Individual Considerations

  1. Preexposure prophylaxis (PrEP) is a prevention method for HIV-negative partners:
    1. Truvada is Food and Drug Administration (FDA) approved for use as PrEP among heterosexual and MSM HIV-negative partners. One tablet is taken daily to reduce the risk of infection. Those taking PrEP should be monitored for potential side effects.
  2. Postexposure prophylaxis (PEP):
    1. PEPdepending on exposure type and severity, postexposure antiretroviral treatment (ART) should be started as quickly as possible and be taken for 4 weeks:
      1. Expert consultation should be obtained as quickly as possible (National HIV/AIDS Clinician’s Consultation Center PEPline, 1-888-448-4911).
      2. Follow with occupational health for regular clinical assessment and labs.
      3. Perform HIV testing with HIV RNA, viral load, if an illness compatible with seroconversion illness occurs (fever, lymphadenopathy, pharyngitis, and rash).
      4. Advise transmission precautions during first 3 to 6 months postexposure (use condoms, refrain from donating blood, etc.).
  3. Pregnancy:
    1. Refer or work very closely with the HIV OB specialist:
      1. Prenatal HIV antiretroviral therapy.
      2. Intrapartum issues for example, rupture of membranes, mode of delivery.
      3. Antiretrovirals (PEP) for the neonate.
      4. Ruling out HIV in the infant born to a HIV+ mother.
  4. Geriatrics:
    1. Seniors are at increased risk for STIs due a a weaker immune system, hormone changes, and increased vaginal friability.
    2. Medicare offers free STI screening and treatment for seniors.
    3. Clinicians need to incorporate a full sexual history when assessing senior patients:
      1. Lack of sexual education: Older adults are less likely to perceive themselves at risk. Safe sex and STI prevention education started in the 1980s; during the time today’s older adults were middle-aged and not the targets of safe sex messaging. Seniors may feel sex education is only directed to youth and those wishing to prevent pregnancy.
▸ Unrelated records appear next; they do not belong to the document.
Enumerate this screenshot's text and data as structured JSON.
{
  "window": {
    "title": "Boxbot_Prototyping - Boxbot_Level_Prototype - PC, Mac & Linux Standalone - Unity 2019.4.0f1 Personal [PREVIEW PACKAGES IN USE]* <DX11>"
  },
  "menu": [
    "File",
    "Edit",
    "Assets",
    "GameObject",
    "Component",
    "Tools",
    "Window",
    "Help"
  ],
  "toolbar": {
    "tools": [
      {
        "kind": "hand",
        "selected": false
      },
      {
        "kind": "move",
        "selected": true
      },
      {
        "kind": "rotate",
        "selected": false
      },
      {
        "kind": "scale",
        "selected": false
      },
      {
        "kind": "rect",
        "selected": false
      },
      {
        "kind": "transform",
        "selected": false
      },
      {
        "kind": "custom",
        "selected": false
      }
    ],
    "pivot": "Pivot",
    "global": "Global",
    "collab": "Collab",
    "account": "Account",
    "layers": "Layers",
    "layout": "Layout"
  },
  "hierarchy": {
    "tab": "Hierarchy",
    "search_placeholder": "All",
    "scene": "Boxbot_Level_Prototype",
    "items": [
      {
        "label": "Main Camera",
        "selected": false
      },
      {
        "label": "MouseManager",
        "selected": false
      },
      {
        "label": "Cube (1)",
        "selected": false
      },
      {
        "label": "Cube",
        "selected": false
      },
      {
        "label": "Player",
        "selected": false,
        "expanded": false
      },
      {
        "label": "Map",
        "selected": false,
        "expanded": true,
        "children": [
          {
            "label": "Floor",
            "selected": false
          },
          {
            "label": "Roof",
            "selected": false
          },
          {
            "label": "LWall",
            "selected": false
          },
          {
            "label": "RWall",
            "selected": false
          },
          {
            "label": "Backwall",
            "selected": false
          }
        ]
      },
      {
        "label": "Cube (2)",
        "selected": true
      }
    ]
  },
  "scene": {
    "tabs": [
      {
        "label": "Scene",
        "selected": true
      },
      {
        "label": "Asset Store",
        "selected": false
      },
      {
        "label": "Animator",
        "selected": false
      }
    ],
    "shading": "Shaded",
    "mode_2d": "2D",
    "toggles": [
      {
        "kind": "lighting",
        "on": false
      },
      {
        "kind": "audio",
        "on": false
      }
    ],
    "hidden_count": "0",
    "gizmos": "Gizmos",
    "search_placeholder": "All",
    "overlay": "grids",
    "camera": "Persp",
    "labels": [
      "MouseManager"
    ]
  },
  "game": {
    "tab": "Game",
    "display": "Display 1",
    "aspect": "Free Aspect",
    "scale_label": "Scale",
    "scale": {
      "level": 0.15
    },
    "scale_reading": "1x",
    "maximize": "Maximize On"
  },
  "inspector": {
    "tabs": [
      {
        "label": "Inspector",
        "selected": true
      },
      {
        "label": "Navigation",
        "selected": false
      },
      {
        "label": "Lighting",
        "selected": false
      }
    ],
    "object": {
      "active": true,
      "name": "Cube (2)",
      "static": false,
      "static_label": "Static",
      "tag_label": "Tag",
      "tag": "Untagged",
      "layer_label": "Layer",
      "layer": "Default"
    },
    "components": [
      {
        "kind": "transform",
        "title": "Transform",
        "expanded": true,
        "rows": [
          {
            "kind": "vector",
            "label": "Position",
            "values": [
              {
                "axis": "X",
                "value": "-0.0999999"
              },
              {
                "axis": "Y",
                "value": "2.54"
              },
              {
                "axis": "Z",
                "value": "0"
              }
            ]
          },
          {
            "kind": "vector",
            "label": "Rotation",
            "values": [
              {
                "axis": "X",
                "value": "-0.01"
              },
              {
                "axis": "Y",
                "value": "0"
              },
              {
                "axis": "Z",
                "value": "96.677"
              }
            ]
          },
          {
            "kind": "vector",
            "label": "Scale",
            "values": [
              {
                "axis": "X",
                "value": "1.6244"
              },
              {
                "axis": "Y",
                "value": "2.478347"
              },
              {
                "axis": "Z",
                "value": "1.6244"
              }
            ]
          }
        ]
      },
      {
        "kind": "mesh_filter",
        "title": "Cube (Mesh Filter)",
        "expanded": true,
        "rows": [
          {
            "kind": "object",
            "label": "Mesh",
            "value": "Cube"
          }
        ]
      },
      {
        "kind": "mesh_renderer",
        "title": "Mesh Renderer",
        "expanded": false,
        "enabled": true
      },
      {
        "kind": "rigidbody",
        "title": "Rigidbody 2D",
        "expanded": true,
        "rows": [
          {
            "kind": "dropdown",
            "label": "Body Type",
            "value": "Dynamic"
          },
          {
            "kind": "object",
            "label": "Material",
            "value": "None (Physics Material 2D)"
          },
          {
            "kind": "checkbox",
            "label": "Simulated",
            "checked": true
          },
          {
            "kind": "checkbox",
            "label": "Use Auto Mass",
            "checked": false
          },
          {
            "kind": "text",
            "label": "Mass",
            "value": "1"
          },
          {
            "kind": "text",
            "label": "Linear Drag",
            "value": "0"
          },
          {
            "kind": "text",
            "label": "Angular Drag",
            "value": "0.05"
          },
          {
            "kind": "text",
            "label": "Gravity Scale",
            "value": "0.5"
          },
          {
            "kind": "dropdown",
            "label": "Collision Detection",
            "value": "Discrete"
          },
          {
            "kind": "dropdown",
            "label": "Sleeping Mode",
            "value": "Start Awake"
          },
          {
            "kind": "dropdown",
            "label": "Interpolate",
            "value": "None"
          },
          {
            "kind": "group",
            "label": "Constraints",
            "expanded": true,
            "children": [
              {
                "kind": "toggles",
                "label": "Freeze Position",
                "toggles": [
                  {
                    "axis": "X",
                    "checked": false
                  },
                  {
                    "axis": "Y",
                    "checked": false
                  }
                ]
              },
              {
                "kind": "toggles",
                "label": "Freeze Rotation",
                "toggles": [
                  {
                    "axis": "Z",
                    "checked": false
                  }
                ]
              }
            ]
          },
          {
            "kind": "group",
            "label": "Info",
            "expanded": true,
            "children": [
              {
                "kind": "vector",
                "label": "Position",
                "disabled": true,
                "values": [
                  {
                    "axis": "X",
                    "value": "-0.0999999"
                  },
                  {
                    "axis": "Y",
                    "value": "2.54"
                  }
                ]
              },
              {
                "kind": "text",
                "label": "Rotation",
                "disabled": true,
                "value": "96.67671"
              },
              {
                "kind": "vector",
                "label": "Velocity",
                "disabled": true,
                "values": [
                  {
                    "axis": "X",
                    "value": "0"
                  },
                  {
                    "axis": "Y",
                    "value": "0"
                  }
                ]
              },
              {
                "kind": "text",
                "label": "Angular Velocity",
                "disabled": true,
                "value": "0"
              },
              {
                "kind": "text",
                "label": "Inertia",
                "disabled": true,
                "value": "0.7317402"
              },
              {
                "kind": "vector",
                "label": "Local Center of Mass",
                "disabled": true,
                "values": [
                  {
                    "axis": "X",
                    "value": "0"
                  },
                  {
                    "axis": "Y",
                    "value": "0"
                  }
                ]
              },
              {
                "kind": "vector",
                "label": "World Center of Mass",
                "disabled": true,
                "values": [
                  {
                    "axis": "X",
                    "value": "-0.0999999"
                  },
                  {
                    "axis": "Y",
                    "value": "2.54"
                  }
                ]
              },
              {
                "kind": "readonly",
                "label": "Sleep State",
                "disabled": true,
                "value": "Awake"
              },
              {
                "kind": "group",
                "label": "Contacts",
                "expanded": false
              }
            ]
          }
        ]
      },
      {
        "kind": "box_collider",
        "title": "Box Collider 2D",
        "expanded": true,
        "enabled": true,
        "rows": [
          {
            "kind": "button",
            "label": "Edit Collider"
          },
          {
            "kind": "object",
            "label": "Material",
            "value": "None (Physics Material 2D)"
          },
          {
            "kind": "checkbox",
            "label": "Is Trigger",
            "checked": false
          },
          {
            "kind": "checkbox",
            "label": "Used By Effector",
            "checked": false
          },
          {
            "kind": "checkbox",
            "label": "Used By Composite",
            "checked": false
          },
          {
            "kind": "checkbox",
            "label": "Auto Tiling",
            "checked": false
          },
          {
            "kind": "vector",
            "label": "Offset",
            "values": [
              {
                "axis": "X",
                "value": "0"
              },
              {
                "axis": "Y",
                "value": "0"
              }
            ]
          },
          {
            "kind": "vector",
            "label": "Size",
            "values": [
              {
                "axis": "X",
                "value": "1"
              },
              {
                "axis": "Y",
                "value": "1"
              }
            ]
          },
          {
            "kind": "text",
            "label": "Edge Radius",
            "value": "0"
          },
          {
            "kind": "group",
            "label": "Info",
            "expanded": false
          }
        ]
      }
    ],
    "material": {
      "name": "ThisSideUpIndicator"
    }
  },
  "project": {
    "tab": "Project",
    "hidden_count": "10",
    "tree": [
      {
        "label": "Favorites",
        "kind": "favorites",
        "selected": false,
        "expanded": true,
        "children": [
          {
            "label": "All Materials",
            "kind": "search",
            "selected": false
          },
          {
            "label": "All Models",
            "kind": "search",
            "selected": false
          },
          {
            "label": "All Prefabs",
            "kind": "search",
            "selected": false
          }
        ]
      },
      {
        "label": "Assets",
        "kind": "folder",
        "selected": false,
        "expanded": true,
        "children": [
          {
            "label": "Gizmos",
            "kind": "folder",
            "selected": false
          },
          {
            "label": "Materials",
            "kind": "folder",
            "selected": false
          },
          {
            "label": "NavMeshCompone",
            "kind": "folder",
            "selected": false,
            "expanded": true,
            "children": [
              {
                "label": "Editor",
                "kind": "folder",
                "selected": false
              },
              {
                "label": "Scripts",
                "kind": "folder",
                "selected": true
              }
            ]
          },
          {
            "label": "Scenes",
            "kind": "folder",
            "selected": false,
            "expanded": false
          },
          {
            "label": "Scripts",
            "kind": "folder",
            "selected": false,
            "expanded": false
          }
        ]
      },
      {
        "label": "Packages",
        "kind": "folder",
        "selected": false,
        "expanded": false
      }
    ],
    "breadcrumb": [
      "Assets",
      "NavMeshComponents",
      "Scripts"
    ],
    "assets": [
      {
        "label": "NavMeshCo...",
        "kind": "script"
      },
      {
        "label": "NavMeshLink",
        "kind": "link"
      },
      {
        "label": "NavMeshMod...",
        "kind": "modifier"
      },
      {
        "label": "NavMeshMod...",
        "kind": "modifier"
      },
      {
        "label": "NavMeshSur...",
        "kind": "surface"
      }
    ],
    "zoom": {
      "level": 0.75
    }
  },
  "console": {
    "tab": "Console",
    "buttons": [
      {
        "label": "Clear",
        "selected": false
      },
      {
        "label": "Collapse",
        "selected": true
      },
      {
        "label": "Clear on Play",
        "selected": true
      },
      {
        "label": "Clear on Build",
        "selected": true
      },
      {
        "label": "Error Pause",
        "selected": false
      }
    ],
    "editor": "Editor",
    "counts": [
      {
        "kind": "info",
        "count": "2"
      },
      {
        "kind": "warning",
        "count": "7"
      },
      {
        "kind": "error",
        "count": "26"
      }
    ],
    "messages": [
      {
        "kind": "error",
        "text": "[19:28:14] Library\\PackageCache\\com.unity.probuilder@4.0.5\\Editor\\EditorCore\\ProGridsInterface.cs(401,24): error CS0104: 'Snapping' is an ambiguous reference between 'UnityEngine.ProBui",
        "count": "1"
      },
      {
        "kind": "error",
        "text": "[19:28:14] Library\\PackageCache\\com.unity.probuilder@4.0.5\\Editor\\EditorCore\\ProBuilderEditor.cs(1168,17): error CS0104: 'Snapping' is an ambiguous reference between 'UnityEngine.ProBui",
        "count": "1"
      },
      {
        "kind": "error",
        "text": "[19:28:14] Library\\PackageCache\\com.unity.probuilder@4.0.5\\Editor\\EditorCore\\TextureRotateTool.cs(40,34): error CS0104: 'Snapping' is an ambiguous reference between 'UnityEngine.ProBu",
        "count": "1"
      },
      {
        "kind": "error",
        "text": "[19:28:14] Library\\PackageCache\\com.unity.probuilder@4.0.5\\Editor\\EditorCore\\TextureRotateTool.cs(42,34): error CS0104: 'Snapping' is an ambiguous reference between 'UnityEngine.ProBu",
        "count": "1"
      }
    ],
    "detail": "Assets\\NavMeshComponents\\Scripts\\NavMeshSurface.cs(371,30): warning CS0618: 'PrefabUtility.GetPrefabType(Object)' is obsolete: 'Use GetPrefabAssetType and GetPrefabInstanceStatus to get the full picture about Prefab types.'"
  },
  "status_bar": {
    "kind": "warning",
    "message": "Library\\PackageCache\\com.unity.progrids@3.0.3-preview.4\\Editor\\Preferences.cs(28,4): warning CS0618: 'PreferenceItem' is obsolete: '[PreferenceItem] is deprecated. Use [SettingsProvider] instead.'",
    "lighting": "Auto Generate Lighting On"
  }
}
      2. Medications for erectile dysfunction have contributed to an increase in sexual activity throughout men’s older years.
      3. Online dating may increase the likelihood that partners are unaware of the background and sexual history of partners.
      4. Postmenopausal women, without concern for pregnancy, may not feel that condoms are required with sexual intercourse.